What is the broadband like on Sherkin? Good enough not to affect your work?
Well, as I installed the first community broadband scheme, I have to say its not bad. The scheme is now supported by a local commercial wireless broadband supplier and is quite good. However, we could do with more speed, for less money. Eircom will probably never be able to deliver good speeds, as the copper in the ground is poor, and the nearest Fibre point is in Ballydehob. If we could get 4G from the wireless providers it would be great. But overall, broadband still needs to improve its speeds, availability and price.
How was 2014 for you / your ventures?
2014 was a whirlwind of startup adventure. We are delighted to have new clients onboard, support from the Local Enterprise Board, Enterprise Ireland and Rubicon Centre.
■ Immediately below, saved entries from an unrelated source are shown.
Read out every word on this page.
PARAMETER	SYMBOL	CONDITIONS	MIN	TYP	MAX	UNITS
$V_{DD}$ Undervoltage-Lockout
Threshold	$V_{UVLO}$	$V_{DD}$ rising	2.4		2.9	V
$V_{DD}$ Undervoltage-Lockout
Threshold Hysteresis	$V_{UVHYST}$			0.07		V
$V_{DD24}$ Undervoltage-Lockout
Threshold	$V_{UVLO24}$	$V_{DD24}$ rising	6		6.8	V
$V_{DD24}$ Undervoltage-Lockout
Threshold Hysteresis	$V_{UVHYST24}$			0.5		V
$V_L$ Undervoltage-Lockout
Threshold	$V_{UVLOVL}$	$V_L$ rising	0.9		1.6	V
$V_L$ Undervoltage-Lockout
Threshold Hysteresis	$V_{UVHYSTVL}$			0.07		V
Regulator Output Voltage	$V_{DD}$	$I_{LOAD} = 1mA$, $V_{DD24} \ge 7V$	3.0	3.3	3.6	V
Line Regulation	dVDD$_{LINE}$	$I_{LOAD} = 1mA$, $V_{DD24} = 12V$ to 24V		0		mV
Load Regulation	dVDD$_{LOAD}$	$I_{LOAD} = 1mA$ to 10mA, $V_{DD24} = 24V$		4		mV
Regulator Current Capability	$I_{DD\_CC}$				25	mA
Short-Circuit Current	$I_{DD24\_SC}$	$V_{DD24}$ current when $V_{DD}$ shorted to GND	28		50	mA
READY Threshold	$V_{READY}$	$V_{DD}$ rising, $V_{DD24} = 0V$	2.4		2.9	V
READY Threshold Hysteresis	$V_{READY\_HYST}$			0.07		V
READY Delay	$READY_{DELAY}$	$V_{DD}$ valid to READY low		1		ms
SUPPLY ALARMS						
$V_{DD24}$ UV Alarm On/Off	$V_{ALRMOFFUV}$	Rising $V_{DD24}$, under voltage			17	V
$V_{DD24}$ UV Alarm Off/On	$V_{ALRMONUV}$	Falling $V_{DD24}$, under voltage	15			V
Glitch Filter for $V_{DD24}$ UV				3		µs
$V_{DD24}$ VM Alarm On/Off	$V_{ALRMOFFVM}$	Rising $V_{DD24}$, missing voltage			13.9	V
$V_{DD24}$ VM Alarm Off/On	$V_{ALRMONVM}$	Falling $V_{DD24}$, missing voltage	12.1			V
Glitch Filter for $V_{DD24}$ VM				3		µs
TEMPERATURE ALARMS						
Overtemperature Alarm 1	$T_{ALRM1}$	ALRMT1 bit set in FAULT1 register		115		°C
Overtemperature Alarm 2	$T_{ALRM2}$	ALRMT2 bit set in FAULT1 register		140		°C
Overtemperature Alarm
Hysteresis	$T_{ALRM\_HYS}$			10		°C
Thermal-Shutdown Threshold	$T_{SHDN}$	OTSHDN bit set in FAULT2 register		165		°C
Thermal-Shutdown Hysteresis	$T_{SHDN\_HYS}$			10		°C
We feel we have forged the base elements required for a viable startup, met with so many people who gave us feedback and advice. We are ready to explode into 2015 and launch a world-class online trusted digital repository service for archives and the cultural heritage market.
What wins did you have?
- Getting an excellent early client with the Cork University Hospital, where we are scanning all their art work, building a website, archive and publishing a book for them.
- Getting 2 innovation vouchers from EI, to help with R&D into Digital Preservation, becoming a Trusted Digital Repository, and Bluetooth LE for IOT usage with cultural heritage.
- Getting place on the Enterprise Ireland New Frontiers programme, was a game changer. It’s a stunning programme.
- Changing from being just two highly skilled technicians, to being business development oriented folk.
- Getting a great software developer.
- Working with artists, galleries, art collections and libraries.
- Getting married to the woman I love, on Sherkin, surrounded by family, friends and islanders.
What would you do differently?
Focus on getting out and meeting with customers. We are subscribers to the lean startup model, of getting out of the building, meeting our customers, learning their true needs, and building a scalable business and software around their needs.
What are you goals for 2015?
More customers, more feedback, more happiness, more art and culture, more investment please!
Success, how would you define it for you?
Don’t do what you love doing, do something of value. Learn to love that.
Success is a passion to do things well. Its not just finding a blue ocean, its about execution and quality of endeavor.
Tips for other startups?
Find a problem worth solving.
Do at least one thing really well, excel at that and become the anomaly. Build a team of excellence around you, and listen to them.
Life / work balance?
But it may involve living on an island.